My weight loss journey

So, one of the bigger things going on in my life this year is that I’ve finally had enough of being fat. I mean, I still am, objectively speaking, but I had gone way beyond what the doctors call “morbidly obese”. I had become accustomed to weight in the mid-270’s for years, and suddenly I was climbing higher. I breached 300 pounds, and it made me extremely unhappy, and I fought back down to 275 and promised myself “never again”, naively thinking that I could continue being… not happy, but not-miserable at that 270-280 range.

Except whatever caused me to get over 300 in the first place was apparently not a fluke but a new “normal”, and my weight slowly crept back up again. About a year ago I started tracking my weight every week or so, and generally trying to “do better”. More steps, fewer seconds at dinnertime… the weight kept going up: one pound here, two pounds there. In February of this year, I stepped on the scale at 293, and had the awakening that I wish I’d had many years ago. The “never again” promise I made myself echoed throughout my brain. “Doing better” obviously wasn’t good enough. As I’ve often said, “better is good, but good is better”.

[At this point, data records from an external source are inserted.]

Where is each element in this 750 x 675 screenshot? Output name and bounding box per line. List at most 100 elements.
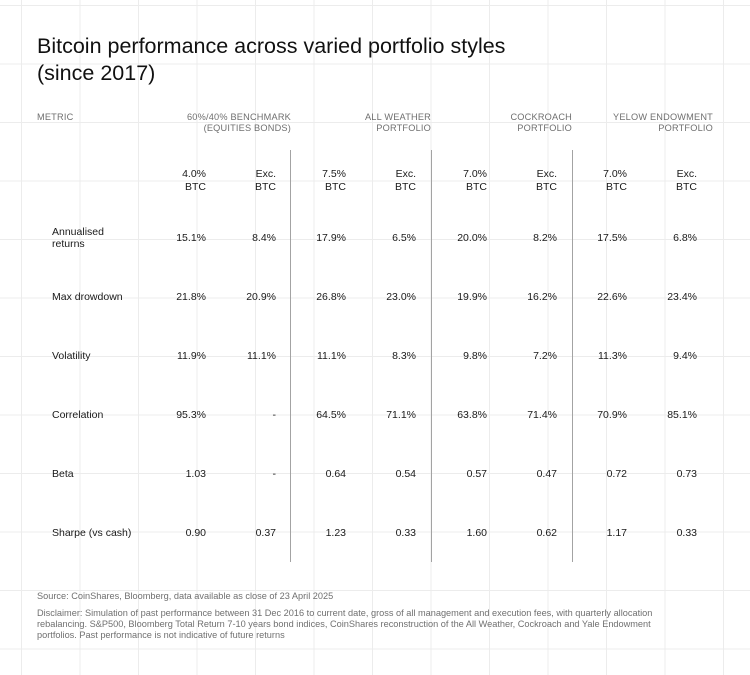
- row-metric-line: Annualised: [52, 225, 104, 238]
- table-cell: 9.4%: [673, 349, 697, 362]
- table-cell: -: [272, 467, 277, 480]
- group-header-yelow-endowment: YELOW ENDOWMENT PORTFOLIO: [580, 112, 713, 134]
- column-header: 4.0% BTC: [136, 168, 206, 193]
- table-cell: 21.8%: [176, 290, 206, 303]
- table-cell: 17.5%: [597, 231, 627, 244]
- table-cell: 6.5%: [392, 231, 416, 244]
- row-metric-line: Beta: [52, 467, 74, 480]
- row-metric-label: Beta: [52, 468, 147, 481]
- table-cell: -: [272, 408, 277, 421]
- table-cell: 8.3%: [392, 349, 416, 362]
- column-header-line: BTC: [676, 180, 697, 193]
- table-cell: 15.1%: [176, 231, 206, 244]
- column-header: 7.5% BTC: [276, 168, 346, 193]
- group-header-line: (EQUITIES BONDS): [203, 123, 291, 133]
- source-note: Source: CoinShares, Bloomberg, data avai…: [37, 591, 334, 601]
- column-header-line: Exc.: [395, 168, 416, 180]
- table-cell: 0.72: [606, 467, 627, 480]
- column-header-line: BTC: [606, 180, 627, 193]
- row-metric-label: Correlation: [52, 409, 147, 422]
- row-metric-label: Volatility: [52, 350, 147, 363]
- table-cell: 23.0%: [386, 290, 416, 303]
- column-header: 7.0% BTC: [417, 168, 487, 193]
- group-header-cockroach: COCKROACH PORTFOLIO: [440, 112, 572, 134]
- group-header-line: 60%/40% BENCHMARK: [187, 112, 291, 122]
- column-header-line: 7.5%: [322, 168, 346, 180]
- table-cell: 1.03: [185, 467, 206, 480]
- table-cell: 0.57: [466, 467, 487, 480]
- table-cell: 22.6%: [597, 290, 627, 303]
- column-header-line: 7.0%: [603, 168, 627, 180]
- table-cell: 0.64: [325, 467, 346, 480]
- table-cell: 63.8%: [457, 408, 487, 421]
- table-cell: 1.60: [466, 526, 487, 539]
- group-separator: [290, 150, 291, 562]
- table-cell: 16.2%: [527, 290, 557, 303]
- table-cell: 26.8%: [316, 290, 346, 303]
- column-header: Exc. BTC: [627, 168, 697, 193]
- table-cell: 70.9%: [597, 408, 627, 421]
- table-cell: 71.4%: [527, 408, 557, 421]
- group-header-line: PORTFOLIO: [517, 123, 572, 133]
- row-metric-line: Correlation: [52, 408, 104, 421]
- row-metric-label: Sharpe (vs cash): [52, 527, 147, 540]
- disclaimer: Disclaimer: Simulation of past performan…: [37, 608, 737, 641]
- table-cell: 20.0%: [457, 231, 487, 244]
- row-metric-line: returns: [52, 238, 85, 250]
- disclaimer-line: Disclaimer: Simulation of past performan…: [37, 608, 653, 618]
- column-header-line: 4.0%: [182, 168, 206, 180]
- column-header-line: BTC: [466, 180, 487, 193]
- table-cell: 1.23: [325, 526, 346, 539]
- column-header: Exc. BTC: [487, 168, 557, 193]
- table-cell: 0.37: [255, 526, 276, 539]
- disclaimer-line: rebalancing. S&P500, Bloomberg Total Ret…: [37, 619, 651, 629]
- table-cell: 7.2%: [533, 349, 557, 362]
- group-header-line: ALL WEATHER: [364, 112, 431, 122]
- column-header-line: BTC: [395, 180, 416, 193]
- table-cell: 23.4%: [667, 290, 697, 303]
- table-cell: 0.73: [676, 467, 697, 480]
- row-metric-line: Volatility: [52, 349, 91, 362]
- table-cell: 8.4%: [252, 231, 276, 244]
- column-header-line: Exc.: [676, 168, 697, 180]
- table-cell: 11.1%: [247, 349, 276, 362]
- column-header: 7.0% BTC: [557, 168, 627, 193]
- table-cell: 11.1%: [317, 349, 346, 362]
- table-cell: 20.9%: [246, 290, 276, 303]
- group-separator: [431, 150, 432, 562]
- column-header-line: BTC: [536, 180, 557, 193]
- column-header-line: Exc.: [536, 168, 557, 180]
- row-metric-line: Max drowdown: [52, 290, 123, 303]
- table-cell: 0.33: [676, 526, 697, 539]
- group-separator: [572, 150, 573, 562]
- column-header-line: Exc.: [255, 168, 276, 180]
- column-header-line: 7.0%: [463, 168, 487, 180]
- group-header-line: COCKROACH: [510, 112, 572, 122]
- table-cell: 11.3%: [598, 349, 627, 362]
- table-cell: 9.8%: [463, 349, 487, 362]
- group-header-line: PORTFOLIO: [376, 123, 431, 133]
- page-title: Bitcoin performance across varied portfo…: [37, 33, 657, 87]
- column-header-line: BTC: [185, 180, 206, 193]
- metric-column-header: METRIC: [37, 112, 74, 122]
- table-cell: 19.9%: [457, 290, 487, 303]
- table-cell: 8.2%: [533, 231, 557, 244]
- row-metric-line: Sharpe (vs cash): [52, 526, 132, 539]
- table-cell: 17.9%: [316, 231, 346, 244]
- title-line-2: (since 2017): [37, 61, 156, 85]
- table-cell: 0.62: [536, 526, 557, 539]
- table-cell: 71.1%: [386, 408, 416, 421]
- table-cell: 6.8%: [673, 231, 697, 244]
- table-cell: 85.1%: [667, 408, 697, 421]
- column-header: Exc. BTC: [206, 168, 276, 193]
- disclaimer-line: portfolios. Past performance is not indi…: [37, 630, 285, 640]
- table-cell: 0.47: [536, 467, 557, 480]
- table-cell: 0.33: [395, 526, 416, 539]
- group-header-benchmark: 60%/40% BENCHMARK (EQUITIES BONDS): [150, 112, 291, 134]
- group-header-line: PORTFOLIO: [658, 123, 713, 133]
- group-header-all-weather: ALL WEATHER PORTFOLIO: [300, 112, 431, 134]
- row-metric-label: Max drowdown: [52, 291, 147, 304]
- table-cell: 1.17: [606, 526, 627, 539]
- table-cell: 11.9%: [177, 349, 206, 362]
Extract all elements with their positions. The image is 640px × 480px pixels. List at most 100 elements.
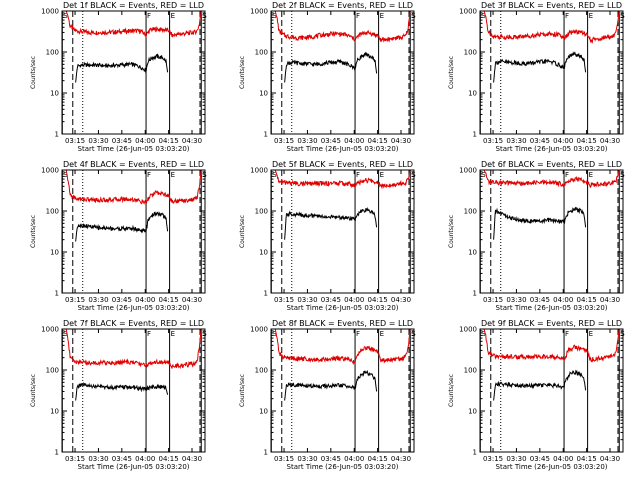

I’ve dieted before. I lost a lot of weight with the Atkins diet, and kept it off until a car accident left me in a lot of pain and I turned to comfort food to ease that pain. Since I’ve gotten heavily into brewing, and made beer a major part of my life, low-carb is really not an option for me anymore. I’ve also lost weight through calorie counting twice before. The first time I simply got lazy about it (counting calories is a bit of effort, and downright complicated at times), and the second time I used it to get from 300+ back down to 275 and then stopped because that was my goal. So I found that some of my new friends were also calorie counters, and found their tool of choice: MFP. I can’t begin to express how grateful I am for MFP, because it makes the chore of counting calories much easier, and the social aspect of it also provides a nice moral support group.

So here we are today, 81 pounds down from that 293 mark in February. I no longer check in “every week or so”, I check that damned scale *every*single*day* (aside from when I’m camping, or on the road for work), which gives me a really good chart of my progress, and what weight loss looks like (spoiler alert: not a straight line). I’ve also put together a NSFW progress pic. The “before” side was taken about a month into the weight loss, so… I was even worse than that when I started. The “after” side was taken 2-3 weeks ago, and I’m better than that now, with at least 17 pounds left to go, assuming I don’t move the goalposts again (I already blew past my original goal of 225, now heading for 195).

I’m also about to run a 5k race in 3 weeks. I’ve never even run a mile before in my entire life, but I can do so fairly effortlessly now. On a treadmill I can run 3 miles with a little effort. Outdoors is a bit rougher, but I’ve still got that mile in the bag, and I did 2 miles on Tuesday with just a bit of walking thrown in. My natural pace is a bit faster than what I’ve been doing on the treadmill, so I wind up running too fast to maintain it for the entire distance. I’ve got 3 weeks to work on that.